The description adds valuable behavioral context beyond annotations: it discloses the data source ('Federal Trade Commission (Public Domain)'), update frequency ('updates daily'), and return format ('Katzilla envelope { data, quality, citation }' with details on quality scoring and citation contents). Annotations already cover read-only, non-destructive, idempotent, and open-world hints, so the description complements them well without contradiction.

Agents need to know what a tool does to the world before calling it. Descriptions should go beyond structured annotations to explain consequences.

Conciseness5/5

Is the description appropriately sized, front-loaded, and free of redundancy?

The description is efficiently structured in three sentences: purpose, source/update info, and return format. Each sentence adds essential information with zero waste, making it easy to parse and front-loaded with the core functionality.

Shorter descriptions cost fewer tokens and are easier for agents to parse. Every sentence should earn its place.

Completeness5/5

Given the tool's complexity, does the description cover enough for an agent to succeed on first attempt?

Given the tool's low complexity (one optional parameter), rich annotations (read-only, non-destructive, idempotent, open-world), and existence of an output schema, the description is complete. It covers purpose, source, update frequency, and return structure, leaving detailed parameter and output specifics to the schemas.

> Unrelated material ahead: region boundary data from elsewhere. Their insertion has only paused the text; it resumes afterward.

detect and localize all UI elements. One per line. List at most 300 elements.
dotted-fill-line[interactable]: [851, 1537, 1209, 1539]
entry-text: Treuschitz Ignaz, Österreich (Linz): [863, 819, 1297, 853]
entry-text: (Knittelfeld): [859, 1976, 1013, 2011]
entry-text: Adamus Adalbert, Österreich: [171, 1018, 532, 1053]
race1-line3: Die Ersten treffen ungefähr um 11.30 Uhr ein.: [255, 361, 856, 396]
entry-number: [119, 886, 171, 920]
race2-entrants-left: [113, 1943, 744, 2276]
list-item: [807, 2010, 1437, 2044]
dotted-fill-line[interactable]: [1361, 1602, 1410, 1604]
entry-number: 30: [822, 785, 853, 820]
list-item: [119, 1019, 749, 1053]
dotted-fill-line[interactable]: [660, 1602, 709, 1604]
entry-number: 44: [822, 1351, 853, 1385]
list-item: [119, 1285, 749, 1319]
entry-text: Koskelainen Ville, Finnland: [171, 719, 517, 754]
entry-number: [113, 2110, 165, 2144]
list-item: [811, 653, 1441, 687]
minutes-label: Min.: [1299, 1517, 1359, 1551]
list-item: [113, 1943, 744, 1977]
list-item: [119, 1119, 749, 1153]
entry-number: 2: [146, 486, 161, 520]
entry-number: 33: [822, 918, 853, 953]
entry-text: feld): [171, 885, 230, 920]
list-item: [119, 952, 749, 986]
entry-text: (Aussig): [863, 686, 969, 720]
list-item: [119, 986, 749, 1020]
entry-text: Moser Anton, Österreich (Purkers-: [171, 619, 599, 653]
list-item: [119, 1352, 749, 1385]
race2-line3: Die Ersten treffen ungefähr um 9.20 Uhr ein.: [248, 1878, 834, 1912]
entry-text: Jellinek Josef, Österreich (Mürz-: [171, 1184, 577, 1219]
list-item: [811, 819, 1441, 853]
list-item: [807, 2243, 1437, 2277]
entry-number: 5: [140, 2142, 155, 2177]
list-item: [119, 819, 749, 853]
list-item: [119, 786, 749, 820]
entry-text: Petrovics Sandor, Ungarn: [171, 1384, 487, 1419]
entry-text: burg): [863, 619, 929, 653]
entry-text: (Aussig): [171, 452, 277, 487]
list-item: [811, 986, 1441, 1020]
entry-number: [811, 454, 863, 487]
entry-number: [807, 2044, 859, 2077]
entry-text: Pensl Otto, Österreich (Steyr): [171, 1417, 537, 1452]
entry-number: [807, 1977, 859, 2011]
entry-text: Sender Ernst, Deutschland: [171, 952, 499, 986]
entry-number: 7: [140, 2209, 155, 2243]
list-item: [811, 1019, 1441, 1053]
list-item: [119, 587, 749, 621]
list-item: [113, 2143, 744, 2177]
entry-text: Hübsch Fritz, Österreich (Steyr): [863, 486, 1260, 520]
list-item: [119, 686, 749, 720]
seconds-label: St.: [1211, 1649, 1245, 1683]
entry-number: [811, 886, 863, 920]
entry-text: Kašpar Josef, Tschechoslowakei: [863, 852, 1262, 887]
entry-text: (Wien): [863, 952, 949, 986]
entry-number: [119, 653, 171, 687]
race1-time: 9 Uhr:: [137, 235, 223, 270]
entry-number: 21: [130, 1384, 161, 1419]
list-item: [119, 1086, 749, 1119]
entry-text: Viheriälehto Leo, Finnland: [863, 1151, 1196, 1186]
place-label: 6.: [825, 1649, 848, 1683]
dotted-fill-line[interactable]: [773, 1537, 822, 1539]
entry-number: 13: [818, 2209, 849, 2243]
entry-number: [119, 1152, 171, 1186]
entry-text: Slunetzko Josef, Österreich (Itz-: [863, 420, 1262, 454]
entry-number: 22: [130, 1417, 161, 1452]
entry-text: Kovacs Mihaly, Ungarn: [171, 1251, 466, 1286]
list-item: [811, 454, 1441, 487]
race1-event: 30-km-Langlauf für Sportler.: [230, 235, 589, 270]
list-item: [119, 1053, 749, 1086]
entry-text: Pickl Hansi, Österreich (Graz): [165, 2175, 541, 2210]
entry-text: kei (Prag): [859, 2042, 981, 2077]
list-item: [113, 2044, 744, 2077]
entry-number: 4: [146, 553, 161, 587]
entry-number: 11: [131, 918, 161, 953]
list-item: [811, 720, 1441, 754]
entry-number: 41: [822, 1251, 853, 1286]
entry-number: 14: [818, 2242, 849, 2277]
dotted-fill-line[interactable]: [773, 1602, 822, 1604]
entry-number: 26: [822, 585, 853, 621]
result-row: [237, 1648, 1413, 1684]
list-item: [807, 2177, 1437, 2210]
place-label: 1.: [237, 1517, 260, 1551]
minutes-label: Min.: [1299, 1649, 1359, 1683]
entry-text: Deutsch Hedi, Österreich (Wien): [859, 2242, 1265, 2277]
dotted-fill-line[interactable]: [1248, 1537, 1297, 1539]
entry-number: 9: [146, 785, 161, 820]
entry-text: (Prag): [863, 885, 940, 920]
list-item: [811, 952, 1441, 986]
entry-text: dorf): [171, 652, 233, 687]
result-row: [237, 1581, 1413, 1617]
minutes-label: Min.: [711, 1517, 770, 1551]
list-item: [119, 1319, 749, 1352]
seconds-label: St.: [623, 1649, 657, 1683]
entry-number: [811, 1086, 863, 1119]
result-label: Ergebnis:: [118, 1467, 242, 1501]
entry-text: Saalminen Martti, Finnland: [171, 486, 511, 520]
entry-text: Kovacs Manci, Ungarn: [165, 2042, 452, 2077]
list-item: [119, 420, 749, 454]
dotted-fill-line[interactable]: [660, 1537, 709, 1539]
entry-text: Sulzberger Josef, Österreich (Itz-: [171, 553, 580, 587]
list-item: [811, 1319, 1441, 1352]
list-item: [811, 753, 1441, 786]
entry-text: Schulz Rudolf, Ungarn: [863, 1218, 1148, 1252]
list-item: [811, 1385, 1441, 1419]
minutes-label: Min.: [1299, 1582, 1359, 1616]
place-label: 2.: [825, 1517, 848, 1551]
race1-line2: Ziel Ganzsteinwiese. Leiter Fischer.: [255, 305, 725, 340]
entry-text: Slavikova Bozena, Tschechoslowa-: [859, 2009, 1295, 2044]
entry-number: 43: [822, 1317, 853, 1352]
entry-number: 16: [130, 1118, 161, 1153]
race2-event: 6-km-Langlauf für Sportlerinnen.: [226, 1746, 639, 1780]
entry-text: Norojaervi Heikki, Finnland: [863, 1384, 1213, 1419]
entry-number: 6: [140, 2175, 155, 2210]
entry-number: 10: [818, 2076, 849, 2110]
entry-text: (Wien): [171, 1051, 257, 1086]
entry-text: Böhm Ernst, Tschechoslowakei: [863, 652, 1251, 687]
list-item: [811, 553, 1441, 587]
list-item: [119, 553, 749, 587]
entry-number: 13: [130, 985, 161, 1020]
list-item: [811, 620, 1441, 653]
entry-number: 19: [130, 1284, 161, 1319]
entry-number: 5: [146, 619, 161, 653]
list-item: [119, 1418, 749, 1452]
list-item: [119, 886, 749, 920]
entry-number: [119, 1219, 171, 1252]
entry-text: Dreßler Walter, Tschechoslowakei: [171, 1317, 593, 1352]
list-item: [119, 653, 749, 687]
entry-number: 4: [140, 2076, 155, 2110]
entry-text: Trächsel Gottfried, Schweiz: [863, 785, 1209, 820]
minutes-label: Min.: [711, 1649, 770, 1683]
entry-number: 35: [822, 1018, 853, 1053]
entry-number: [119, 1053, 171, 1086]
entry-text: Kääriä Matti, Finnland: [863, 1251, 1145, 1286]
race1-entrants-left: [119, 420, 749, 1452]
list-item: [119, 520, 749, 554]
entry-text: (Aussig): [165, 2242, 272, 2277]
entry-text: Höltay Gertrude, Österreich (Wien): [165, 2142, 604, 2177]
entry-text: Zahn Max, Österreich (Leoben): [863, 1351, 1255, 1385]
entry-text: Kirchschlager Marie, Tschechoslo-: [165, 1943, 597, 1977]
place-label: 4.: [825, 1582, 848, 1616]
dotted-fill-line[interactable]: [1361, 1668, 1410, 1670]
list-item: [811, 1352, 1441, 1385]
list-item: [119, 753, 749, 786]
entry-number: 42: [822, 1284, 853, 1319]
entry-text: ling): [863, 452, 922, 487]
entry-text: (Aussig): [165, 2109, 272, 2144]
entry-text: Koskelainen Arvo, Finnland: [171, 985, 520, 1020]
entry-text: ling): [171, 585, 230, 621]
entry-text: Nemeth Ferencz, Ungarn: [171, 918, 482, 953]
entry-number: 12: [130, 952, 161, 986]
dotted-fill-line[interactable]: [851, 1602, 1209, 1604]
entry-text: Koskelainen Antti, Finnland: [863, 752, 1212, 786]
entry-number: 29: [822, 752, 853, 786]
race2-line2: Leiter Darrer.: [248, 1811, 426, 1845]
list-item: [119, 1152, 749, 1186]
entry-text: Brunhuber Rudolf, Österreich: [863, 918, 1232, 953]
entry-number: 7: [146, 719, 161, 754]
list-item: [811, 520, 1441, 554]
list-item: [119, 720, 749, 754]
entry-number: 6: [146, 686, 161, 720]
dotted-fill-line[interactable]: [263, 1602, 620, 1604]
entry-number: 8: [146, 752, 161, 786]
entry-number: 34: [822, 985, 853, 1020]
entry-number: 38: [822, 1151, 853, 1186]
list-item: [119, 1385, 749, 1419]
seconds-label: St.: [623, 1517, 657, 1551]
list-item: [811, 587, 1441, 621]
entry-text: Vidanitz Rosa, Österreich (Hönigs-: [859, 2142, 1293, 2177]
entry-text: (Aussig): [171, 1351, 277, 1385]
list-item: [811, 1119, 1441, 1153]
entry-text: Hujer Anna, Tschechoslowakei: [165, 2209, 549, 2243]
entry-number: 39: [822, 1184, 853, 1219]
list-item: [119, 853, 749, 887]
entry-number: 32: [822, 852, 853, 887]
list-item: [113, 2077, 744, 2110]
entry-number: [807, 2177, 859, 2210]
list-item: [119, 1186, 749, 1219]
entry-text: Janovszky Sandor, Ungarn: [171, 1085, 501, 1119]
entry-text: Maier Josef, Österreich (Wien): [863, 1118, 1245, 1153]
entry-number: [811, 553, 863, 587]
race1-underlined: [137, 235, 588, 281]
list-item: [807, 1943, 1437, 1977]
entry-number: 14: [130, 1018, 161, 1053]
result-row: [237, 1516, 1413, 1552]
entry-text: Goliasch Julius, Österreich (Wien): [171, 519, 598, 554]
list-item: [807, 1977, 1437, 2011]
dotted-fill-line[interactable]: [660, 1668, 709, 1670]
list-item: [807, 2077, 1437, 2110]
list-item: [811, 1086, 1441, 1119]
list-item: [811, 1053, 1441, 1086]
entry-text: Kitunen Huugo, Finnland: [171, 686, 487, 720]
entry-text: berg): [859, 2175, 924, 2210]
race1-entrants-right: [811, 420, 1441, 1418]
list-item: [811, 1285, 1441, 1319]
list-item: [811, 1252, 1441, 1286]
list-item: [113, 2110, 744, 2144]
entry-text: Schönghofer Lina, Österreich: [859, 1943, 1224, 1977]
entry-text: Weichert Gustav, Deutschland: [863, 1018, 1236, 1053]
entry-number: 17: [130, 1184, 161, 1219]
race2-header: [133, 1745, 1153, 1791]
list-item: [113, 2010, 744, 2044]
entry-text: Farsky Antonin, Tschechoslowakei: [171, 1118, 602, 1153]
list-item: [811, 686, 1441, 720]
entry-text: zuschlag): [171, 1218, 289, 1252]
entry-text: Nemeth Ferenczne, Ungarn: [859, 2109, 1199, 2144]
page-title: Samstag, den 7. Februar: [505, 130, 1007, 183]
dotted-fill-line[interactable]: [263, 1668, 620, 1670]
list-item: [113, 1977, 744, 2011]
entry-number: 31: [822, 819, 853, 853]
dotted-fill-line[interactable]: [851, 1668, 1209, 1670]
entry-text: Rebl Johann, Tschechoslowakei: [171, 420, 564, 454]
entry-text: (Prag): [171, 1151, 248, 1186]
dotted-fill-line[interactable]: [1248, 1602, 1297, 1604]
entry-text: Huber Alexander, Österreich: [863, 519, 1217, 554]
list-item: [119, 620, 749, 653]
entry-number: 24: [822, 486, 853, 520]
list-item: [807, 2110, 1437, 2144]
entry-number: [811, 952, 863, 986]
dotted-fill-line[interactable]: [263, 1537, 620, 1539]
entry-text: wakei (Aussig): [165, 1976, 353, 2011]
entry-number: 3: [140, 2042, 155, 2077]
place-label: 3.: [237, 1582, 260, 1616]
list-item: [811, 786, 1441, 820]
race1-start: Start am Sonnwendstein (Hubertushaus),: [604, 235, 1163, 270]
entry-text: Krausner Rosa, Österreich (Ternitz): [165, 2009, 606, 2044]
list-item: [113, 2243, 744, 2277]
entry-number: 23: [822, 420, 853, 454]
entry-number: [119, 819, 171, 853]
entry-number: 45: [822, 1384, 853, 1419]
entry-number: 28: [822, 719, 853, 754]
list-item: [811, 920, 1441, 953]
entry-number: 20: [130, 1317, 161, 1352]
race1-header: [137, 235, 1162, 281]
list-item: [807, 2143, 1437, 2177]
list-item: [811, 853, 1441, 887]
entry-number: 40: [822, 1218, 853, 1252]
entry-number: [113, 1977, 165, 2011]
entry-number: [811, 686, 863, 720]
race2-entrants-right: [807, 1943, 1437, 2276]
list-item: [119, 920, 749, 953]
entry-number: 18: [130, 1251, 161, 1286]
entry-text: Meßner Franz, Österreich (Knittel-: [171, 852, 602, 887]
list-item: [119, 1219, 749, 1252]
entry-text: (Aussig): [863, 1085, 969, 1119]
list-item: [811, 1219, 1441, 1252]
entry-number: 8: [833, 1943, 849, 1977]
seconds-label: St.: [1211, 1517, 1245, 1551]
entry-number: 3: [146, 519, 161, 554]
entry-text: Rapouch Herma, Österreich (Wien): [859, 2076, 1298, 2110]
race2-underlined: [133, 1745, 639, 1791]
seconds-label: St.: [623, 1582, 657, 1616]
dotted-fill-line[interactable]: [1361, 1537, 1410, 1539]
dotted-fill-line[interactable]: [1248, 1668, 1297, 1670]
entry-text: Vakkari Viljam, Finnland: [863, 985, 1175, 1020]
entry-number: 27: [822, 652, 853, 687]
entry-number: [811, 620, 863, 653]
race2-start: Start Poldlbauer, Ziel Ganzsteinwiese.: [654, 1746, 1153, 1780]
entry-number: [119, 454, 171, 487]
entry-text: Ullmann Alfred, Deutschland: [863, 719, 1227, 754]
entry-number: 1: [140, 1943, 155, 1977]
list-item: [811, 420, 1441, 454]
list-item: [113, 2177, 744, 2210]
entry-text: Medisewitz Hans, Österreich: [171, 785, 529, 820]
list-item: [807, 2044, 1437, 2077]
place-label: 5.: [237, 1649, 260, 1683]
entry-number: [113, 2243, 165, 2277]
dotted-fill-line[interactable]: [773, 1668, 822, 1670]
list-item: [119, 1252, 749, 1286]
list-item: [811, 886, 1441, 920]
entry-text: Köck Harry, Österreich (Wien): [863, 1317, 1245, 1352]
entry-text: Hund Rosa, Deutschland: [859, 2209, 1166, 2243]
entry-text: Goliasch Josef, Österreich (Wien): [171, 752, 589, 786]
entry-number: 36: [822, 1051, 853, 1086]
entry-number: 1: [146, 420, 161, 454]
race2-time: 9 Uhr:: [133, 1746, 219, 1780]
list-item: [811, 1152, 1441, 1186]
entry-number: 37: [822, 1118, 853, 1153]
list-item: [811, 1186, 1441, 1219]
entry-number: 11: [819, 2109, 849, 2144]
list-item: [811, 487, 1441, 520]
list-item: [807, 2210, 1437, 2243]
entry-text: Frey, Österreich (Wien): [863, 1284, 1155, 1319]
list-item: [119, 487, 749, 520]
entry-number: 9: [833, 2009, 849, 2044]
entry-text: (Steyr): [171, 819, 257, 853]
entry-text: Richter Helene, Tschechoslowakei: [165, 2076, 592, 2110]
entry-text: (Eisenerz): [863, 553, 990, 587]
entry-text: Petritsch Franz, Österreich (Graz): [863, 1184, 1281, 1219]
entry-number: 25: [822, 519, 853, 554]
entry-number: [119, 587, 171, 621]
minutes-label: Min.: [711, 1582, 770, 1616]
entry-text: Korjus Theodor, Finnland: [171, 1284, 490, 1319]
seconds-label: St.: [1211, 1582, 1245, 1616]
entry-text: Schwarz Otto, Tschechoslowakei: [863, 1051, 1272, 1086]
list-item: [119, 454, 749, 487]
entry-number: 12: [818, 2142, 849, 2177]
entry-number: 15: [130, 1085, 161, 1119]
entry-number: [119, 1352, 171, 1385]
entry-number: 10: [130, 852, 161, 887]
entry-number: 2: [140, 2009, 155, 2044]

Complex tools with many parameters or behaviors need more documentation. Simple tools need less. This dimension scales expectations accordingly.

Parameters3/5

Does the description clarify parameter syntax, constraints, interactions, or defaults beyond what the schema provides?

The input schema has 100% description coverage (one parameter 'limit' fully documented), so the baseline is 3. The description does not add any parameter-specific semantics beyond what the schema provides, but it implies the tool returns early termination notices without specifying how 'limit' interacts with that.

Input schemas describe structure but not intent. Descriptions should explain non-obvious parameter relationships and valid value ranges.

Purpose5/5

Does the description clearly state what the tool does and how it differs from similar tools?

The description clearly states the tool's purpose with specific verbs ('Query FTC Hart-Scott-Rodino early termination notices') and resources ('merger and acquisition filings'), and distinguishes it from siblings by specifying it shows 'companies that received early termination of the HSR waiting period' rather than other FTC or consumer data.

Agents choose between tools based on descriptions. A clear purpose with a specific verb and resource helps agents select the right tool.

Usage Guidelines4/5

Does the description explain when to use this tool, when not to, or what alternatives exist?

The description provides clear context for when to use this tool ('Query FTC Hart-Scott-Rodino early termination notices for merger and acquisition filings'), but does not explicitly state when not to use it or name specific alternatives among the many sibling tools, though the specificity implies it's for FTC merger data only.

Agents often have multiple tools that could apply. Explicit usage guidance like "use X instead of Y when Z" prevents misuse.